Question

The function $f\left(x\right)=2x^3-15x^2+36x+6$ is strictly decreasing in the interval

• A. $(2,3)$
• B. $(-\infty ,2)$
• C. $(3,4)$
• D. $(-\infty ,3)\cup (4,\infty )$
• E. $(-\infty ,2)\cup (3,\infty )$

Answer 1

The correct option is A

$(2,3)$

Explanation for correct option

Given function $f\left(x\right)=2x^3-15x^2+36x+6$

$\Rightarrow f\text{'}\left(x\right)=6x^2-30x+36$

The critical point of $f\left(x\right)$ are the values of $x$ for which $f\text{'}\left(x\right)=0$.

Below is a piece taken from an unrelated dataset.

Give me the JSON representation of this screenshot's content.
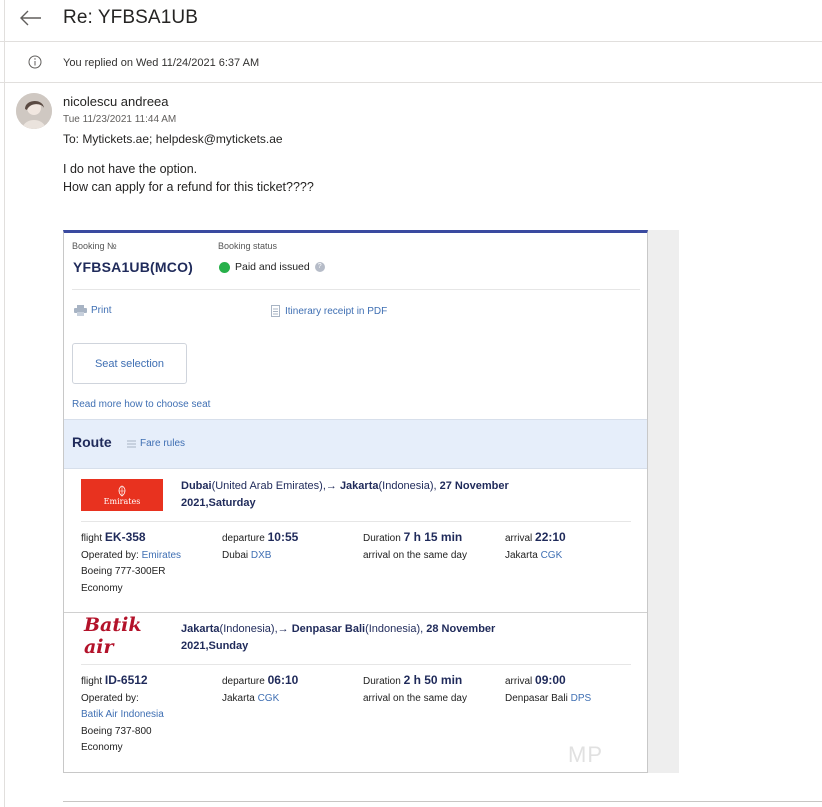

$f\text{'}\left(x\right)=0$

$\Rightarrow 6x^2-30x+36=0$

$\Rightarrow x^2–5x+6=0$

$\Rightarrow (x–2)(x–3)=0$

$\Rightarrow x=2\mathrm{or}3$

It is clear from the figure, that the interval $(2,3)$ is negative which means $f\left(x\right)$ is strictly decreasing in this interval.

Hence, $\mathrm{Option}\left(\mathrm{A}\right)$ is correct.